The Art of Getting Things Done.

Context switching between a job, school, two startups and several hobbies.*

Udara
4 min readAug 11, 2018
  • Getting around cognitive overload and decision paralysis so you can get sh*t done.
  • Recognizing the importance of uninterrupted blocks of time for work.
  • The true cost of multi-tasking and how to avoid it.

When I was in high school I spent my free time making art, working on a magazine, writing, freelancing, designing and occasionally working for the odd startup. On the most part I wrote off a lot of these as passion projects; things that weren’t make or break for my personal wellbeing or my then non-existent career. Years later I still do all these things, but, I’ve grown to be more deliberate about how and what I invest my time in. This forced attitude towards making the most out of my time occasionally corners me into an unproductive rut. Stuck in short cycles of high productivity followed by burnouts and periods of decision paralysis as I figure out the next set of things to repeat the cycle with.

Symptoms included disrupted sleep cycles, breaking exercise regiments and occasionally skipping meals, either because it’s too late to cook or I wake up too late after a long night to afford the time for a healthy breakfast; and you know what they say about your first meal of the day.

Given the recurring nature of this situation I figured there’s no harm in digging into some research on “getting stuff done”. The goal was to learn about things that could help me get more things done, more predictably, with less mental fatigue.

The human brain can only focus on a single task at any given time.

Whenever you’re working on more than one thing you’re never really doing both those things at once. Most of us have(attempted to) work while watching sports or a TV show. But if you really think about it you’d notice that you’re never really doing two things at the same time; instead you’re just constantly switching between them, breaking your concentration each time.
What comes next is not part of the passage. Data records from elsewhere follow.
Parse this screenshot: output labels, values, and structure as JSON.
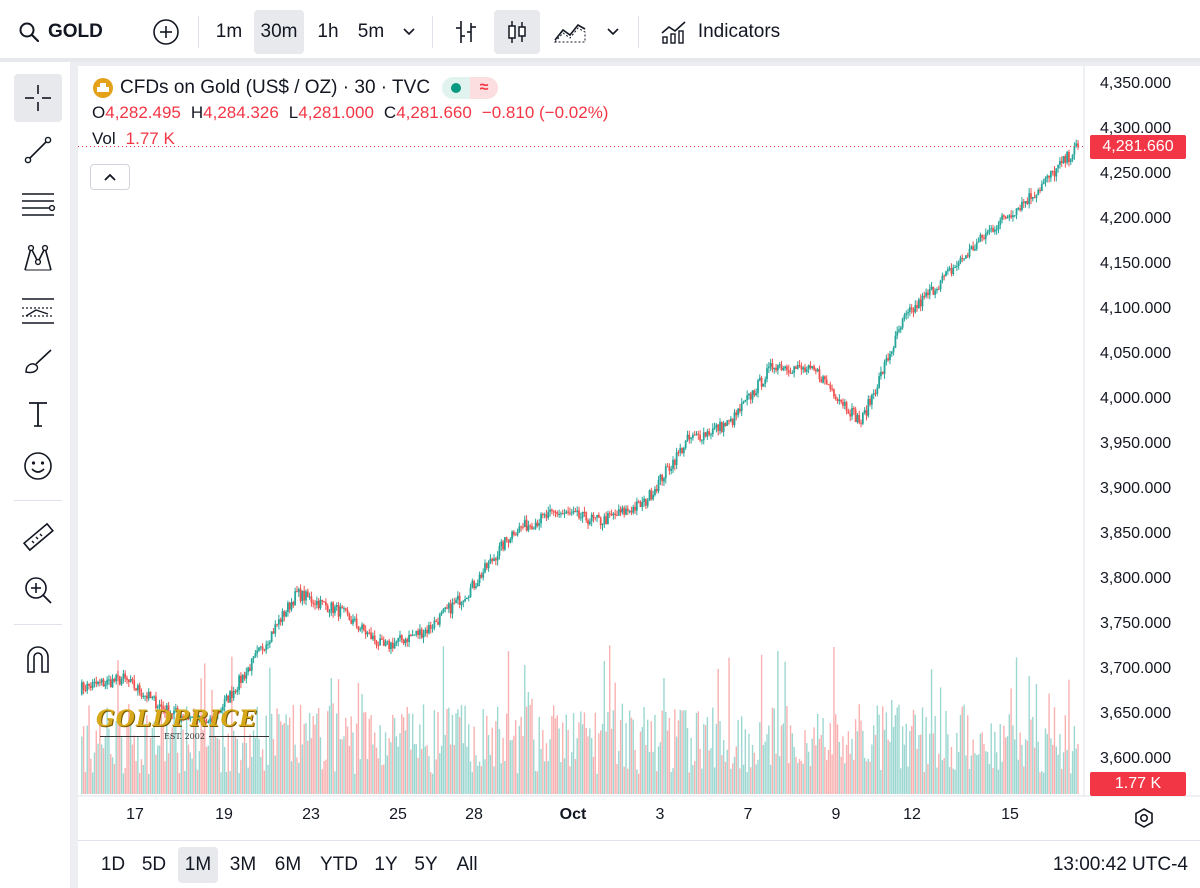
{
  "topbar": {
    "symbol": "GOLD",
    "intervals": [
      "1m",
      "30m",
      "1h",
      "5m"
    ],
    "active_interval": "30m",
    "indicators_label": "Indicators"
  },
  "legend": {
    "title": "CFDs on Gold (US$ / OZ) · 30 · TVC",
    "o_label": "O",
    "o_value": "4,282.495",
    "h_label": "H",
    "h_value": "4,284.326",
    "l_label": "L",
    "l_value": "4,281.000",
    "c_label": "C",
    "c_value": "4,281.660",
    "change": "−0.810 (−0.02%)",
    "vol_label": "Vol",
    "vol_value": "1.77 K"
  },
  "price_axis": {
    "ticks": [
      "4,350.000",
      "4,300.000",
      "4,250.000",
      "4,200.000",
      "4,150.000",
      "4,100.000",
      "4,050.000",
      "4,000.000",
      "3,950.000",
      "3,900.000",
      "3,850.000",
      "3,800.000",
      "3,750.000",
      "3,700.000",
      "3,650.000",
      "3,600.000"
    ],
    "last_price": "4,281.660",
    "volume_tag": "1.77 K"
  },
  "time_axis": {
    "ticks": [
      "17",
      "19",
      "23",
      "25",
      "28",
      "Oct",
      "3",
      "7",
      "9",
      "12",
      "15"
    ]
  },
  "bottombar": {
    "ranges": [
      "1D",
      "5D",
      "1M",
      "3M",
      "6M",
      "YTD",
      "1Y",
      "5Y",
      "All"
    ],
    "active_range": "1M",
    "clock": "13:00:42 UTC-4"
  },
  "watermark": {
    "brand": "GOLDPRICE",
    "est": "EST. 2002"
  },
  "colors": {
    "up": "#26a69a",
    "down": "#ef5350",
    "last_price": "#f23645"
  },
  "chart_data": {
    "type": "candlestick",
    "symbol": "CFDs on Gold (US$ / OZ)",
    "interval": "30",
    "ylim": [
      3580,
      4360
    ],
    "x": [
      "Sep 16",
      "Sep 17",
      "Sep 18",
      "Sep 19",
      "Sep 22",
      "Sep 23",
      "Sep 24",
      "Sep 25",
      "Sep 26",
      "Sep 29",
      "Sep 30",
      "Oct 1",
      "Oct 2",
      "Oct 3",
      "Oct 6",
      "Oct 7",
      "Oct 8",
      "Oct 9",
      "Oct 10",
      "Oct 13",
      "Oct 14",
      "Oct 15",
      "Oct 16",
      "Oct 17"
    ],
    "close": [
      3680,
      3690,
      3655,
      3640,
      3710,
      3785,
      3765,
      3725,
      3745,
      3790,
      3855,
      3875,
      3865,
      3885,
      3955,
      3975,
      4040,
      4030,
      3975,
      4090,
      4140,
      4190,
      4230,
      4281.66
    ]
  }
}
This, and other types of context switching takes a toll on your cognition — if you’re a programmer; switching between two codebases means offloading the current state of the project, things like variables and scopes at hand, and then loading up a different state for the next thing. There’s a cost in time and mental fatigue associated with switching between two tasks.

The more you go back and forth between tasks, the higher the total switching cost and fatigue associated with it. More fatigue equals lower levels of productivity, which means every task after takes longer to complete. Research has shown people can loose as much as 40% of their productivity from task switching.

Without proper planning you’re aimlessly juggling multiple tasks more than you need to. Sooner or later you’d be burnt-out or stuck in a state of decision paralysis; a state of fatigue where you’re spending all your time trying to figure out what to do and usually end up doing nothing.

So how would you avoid all this? After looking into the topic, I found a short process that’s been working particularly well for me over the last few weeks. It’s got a few obvious flaws; but it does get the job done:

  1. Create a list. You’re not allowed to add to it later.
  2. Prioritize the items in the list. You’re not allowed to amend it after.
  3. Get rid of any distractions.
  4. Work your way down the list from highest priority to lowest, checking off only one task at a time.
  5. Take a break.

Once you’re done with everything you’re allowed to rinse and repeat with a new list. Usually I create a lite checklist on a daily basis, but sometimes I create one for a few days at a time depending on the complexity of the tasks. This is in no way a fair experiment, but for the last three weeks I’ve found this method helps me achieve a more-than-average level of productivity pretty consistently.

*Marked in blue are the days I specifically used the above prioritization strategy. The y-axis is a 50:50 weighted average of the % of tasks completed from the list in a given work day and my personal “feeling of productivity” that I recorded for each day using an average 10am–5pm hours as a baseline. I realize this doesn’t prove anything other than me getting a bit more work than usual done in a given day. It’s a pretty illustration of a vague personal experiment. But you get my point — the system helps (me) achieve a more-than-average level of productivity, so maybe you should try it too?

Most of us would also agree that multi-tasking is inherently unavoidable and harmless in day-to-day work; a few minutes in lost productivity switching between writing a paper and making a phone call is something most of us can live with. But the fact is, if you’re doing it too often this can have a compounding negative effect on your day, week and general sense of productivity.

In fact, most of us naturally create systems and schedules based around our calendars or check-lists that provide enough structure to avoid a lot of multi-tasking situations. But if you’re anything like me you’d want to try and see what it looks like if you were to optimize that more purposefully. This system of prioritizing and deliberately executing one task at a time has (by far) been one of the most effective ways of getting there.

TL;DR

The human brain can only truly focus on one task at a time. Effective multitasking is less about doing several things at the same time and more about figuring out the best strategy to get those things done one at a time and deliberately executing till it’s all done.